Google’s Ngram Viewer

by Simon Fodden

I’ve only just come across Books Ngram Viewer, a Google Labs tool that lets you derive graphs from their Books database at the text level. You can enter up to three terms and graph the frequency with which each term occur in a given corpus over time. Drawn from five million of the 15 million books Google has digitized thus far, there are five corpora in English, and one for each of Chinese (simplified), French, Spanish, Russian, and German.

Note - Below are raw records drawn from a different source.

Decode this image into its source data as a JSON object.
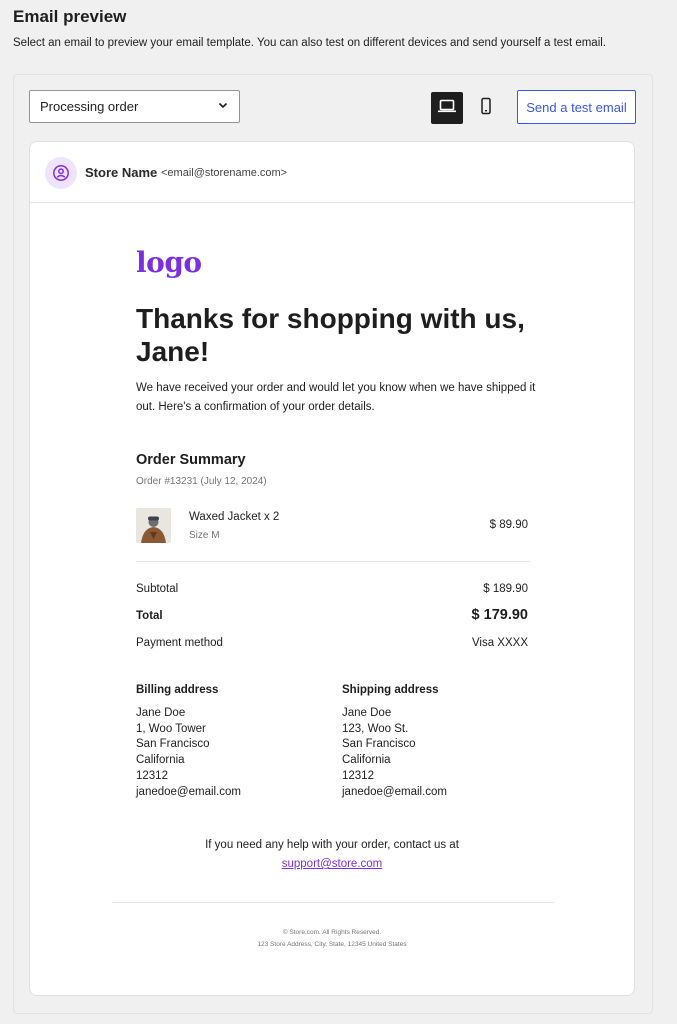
{
  "page": {
    "title": "Email preview",
    "description": "Select an email to preview your email template. You can also test on different devices and send yourself a test email."
  },
  "toolbar": {
    "template_select_value": "Processing order",
    "send_test_label": "Send a test email"
  },
  "email": {
    "store_name": "Store Name",
    "store_email": "<email@storename.com>",
    "logo_text": "logo",
    "headline": "Thanks for shopping with us, Jane!",
    "intro": "We have received your order and would let you know when we have shipped it out. Here's a confirmation of your order details.",
    "summary_title": "Order Summary",
    "order_number": "Order #13231 (July 12, 2024)",
    "item": {
      "name": "Waxed Jacket x 2",
      "variant": "Size M",
      "price": "$ 89.90"
    },
    "totals": {
      "subtotal_label": "Subtotal",
      "subtotal_value": "$ 189.90",
      "total_label": "Total",
      "total_value": "$ 179.90",
      "payment_label": "Payment method",
      "payment_value": "Visa XXXX"
    },
    "billing": {
      "title": "Billing address",
      "lines": [
        "Jane Doe",
        "1, Woo Tower",
        "San Francisco",
        "California",
        "12312",
        "janedoe@email.com"
      ]
    },
    "shipping": {
      "title": "Shipping address",
      "lines": [
        "Jane Doe",
        "123, Woo St.",
        "San Francisco",
        "California",
        "12312",
        "janedoe@email.com"
      ]
    },
    "help_text": "If you need any help with your order, contact us at",
    "help_link": "support@store.com",
    "footer_copyright": "© Store.com. All Rights Reserved.",
    "footer_address": "123 Store Address, City, State, 12345 United States"
  },
  "colors": {
    "accent": "#3858e9",
    "brand": "#7c2fe0",
    "active_device": "#1e1e1e"
  },
  "icons": {
    "select": "chevron-down-icon",
    "desktop": "desktop-icon",
    "mobile": "mobile-icon",
    "avatar": "user-circle-icon"
  }
}
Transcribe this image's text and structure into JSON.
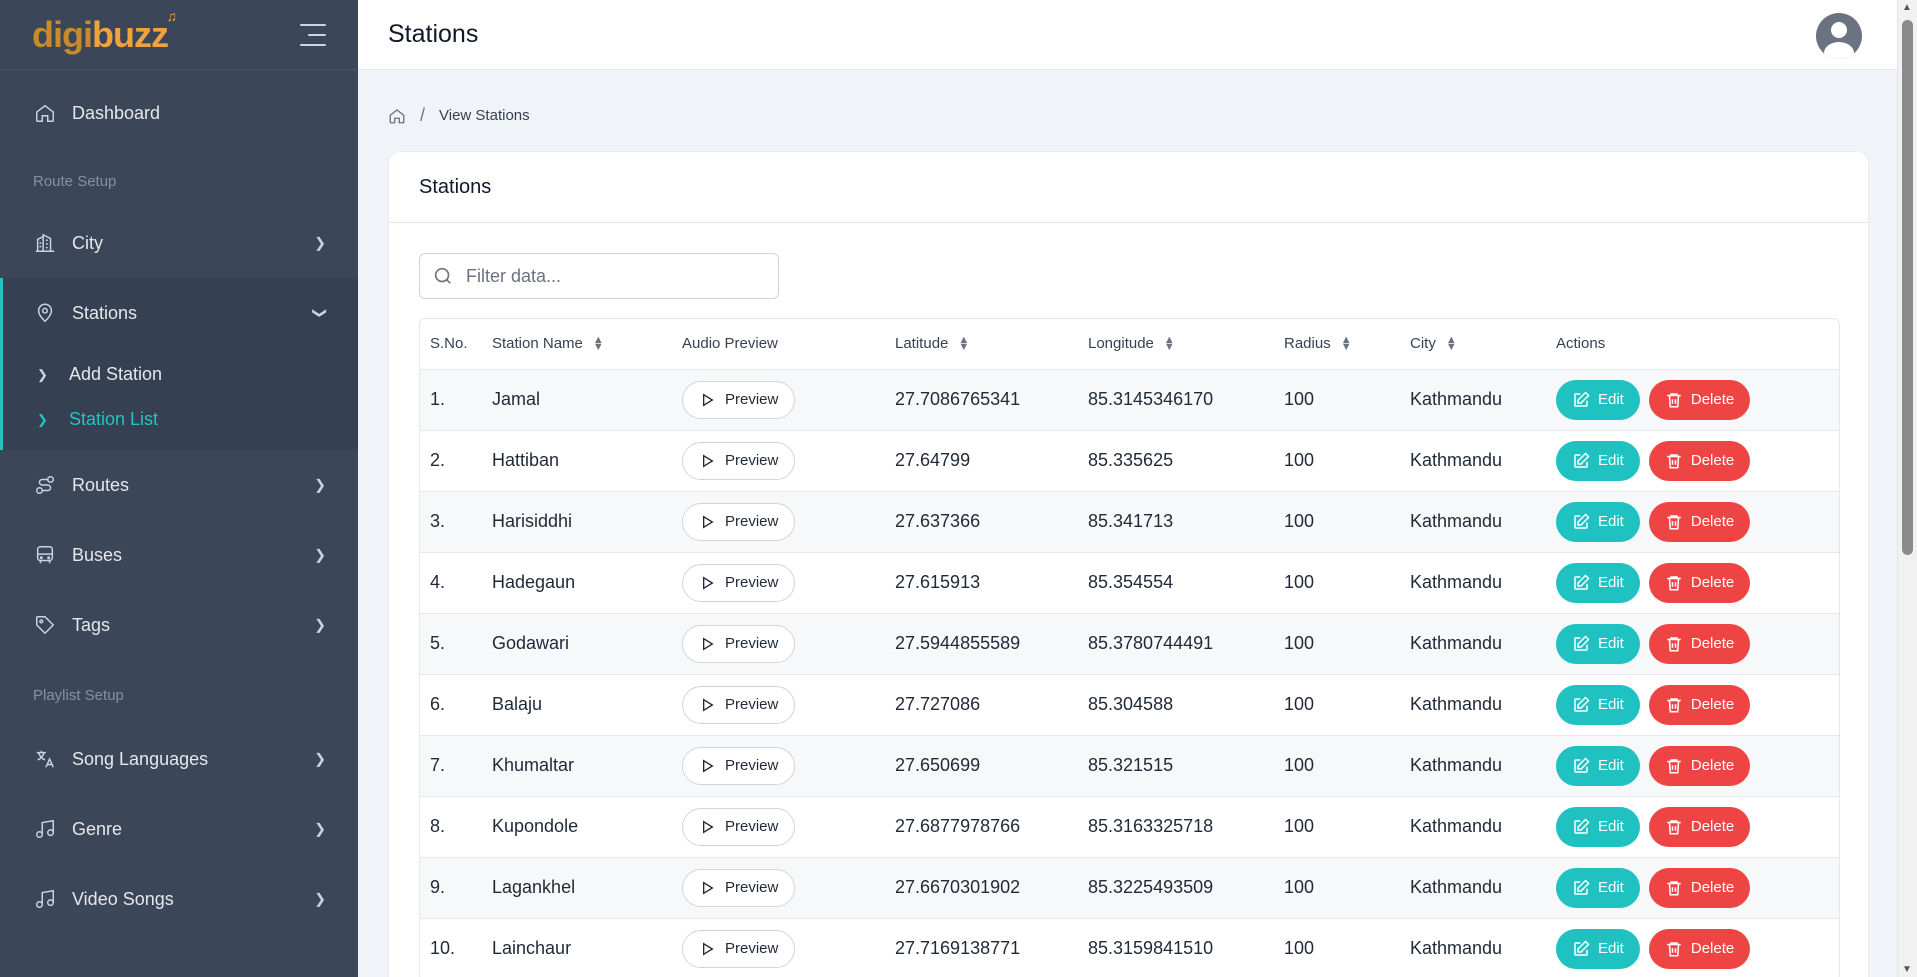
{
  "brand": {
    "logo_part1": "digi",
    "logo_part2": "buzz",
    "logo_sup": "♫"
  },
  "header": {
    "title": "Stations"
  },
  "sidebar": {
    "dashboard": "Dashboard",
    "section_route": "Route Setup",
    "city": "City",
    "stations": "Stations",
    "add_station": "Add Station",
    "station_list": "Station List",
    "routes": "Routes",
    "buses": "Buses",
    "tags": "Tags",
    "section_playlist": "Playlist Setup",
    "song_languages": "Song Languages",
    "genre": "Genre",
    "video_songs": "Video Songs"
  },
  "breadcrumb": {
    "current": "View Stations"
  },
  "card": {
    "title": "Stations"
  },
  "search": {
    "placeholder": "Filter data..."
  },
  "table": {
    "headers": {
      "sno": "S.No.",
      "station_name": "Station Name",
      "audio_preview": "Audio Preview",
      "latitude": "Latitude",
      "longitude": "Longitude",
      "radius": "Radius",
      "city": "City",
      "actions": "Actions"
    },
    "preview_label": "Preview",
    "edit_label": "Edit",
    "delete_label": "Delete",
    "rows": [
      {
        "sno": "1.",
        "name": "Jamal",
        "lat": "27.7086765341",
        "lng": "85.3145346170",
        "radius": "100",
        "city": "Kathmandu"
      },
      {
        "sno": "2.",
        "name": "Hattiban",
        "lat": "27.64799",
        "lng": "85.335625",
        "radius": "100",
        "city": "Kathmandu"
      },
      {
        "sno": "3.",
        "name": "Harisiddhi",
        "lat": "27.637366",
        "lng": "85.341713",
        "radius": "100",
        "city": "Kathmandu"
      },
      {
        "sno": "4.",
        "name": "Hadegaun",
        "lat": "27.615913",
        "lng": "85.354554",
        "radius": "100",
        "city": "Kathmandu"
      },
      {
        "sno": "5.",
        "name": "Godawari",
        "lat": "27.5944855589",
        "lng": "85.3780744491",
        "radius": "100",
        "city": "Kathmandu"
      },
      {
        "sno": "6.",
        "name": "Balaju",
        "lat": "27.727086",
        "lng": "85.304588",
        "radius": "100",
        "city": "Kathmandu"
      },
      {
        "sno": "7.",
        "name": "Khumaltar",
        "lat": "27.650699",
        "lng": "85.321515",
        "radius": "100",
        "city": "Kathmandu"
      },
      {
        "sno": "8.",
        "name": "Kupondole",
        "lat": "27.6877978766",
        "lng": "85.3163325718",
        "radius": "100",
        "city": "Kathmandu"
      },
      {
        "sno": "9.",
        "name": "Lagankhel",
        "lat": "27.6670301902",
        "lng": "85.3225493509",
        "radius": "100",
        "city": "Kathmandu"
      },
      {
        "sno": "10.",
        "name": "Lainchaur",
        "lat": "27.7169138771",
        "lng": "85.3159841510",
        "radius": "100",
        "city": "Kathmandu"
      }
    ]
  },
  "colors": {
    "accent": "#1fc1c1",
    "danger": "#ef4444",
    "sidebar_bg": "#3b4659",
    "brand": "#f2a23a"
  }
}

In English, the basic corpus has books ranging from 1500 to 2008 and is offered without any filtering except as to quality of OCR and metadata, resulting in 361 billion words. Further filtering produces English Fiction, British English (published in UK), and American English (published in US). There’s also the English Million, built of 6000 books from each year randomly selected. The About page explains all this and more, and alerts you to the fact that punctuation counts in this exercise. (If you’re interested in the difficult math and linguistics issues encountered in constructing the Viewer, feel free to get yourself a free account on Science and read “Quantitative Analysis of Culture Using Millions of Digitized Books.“)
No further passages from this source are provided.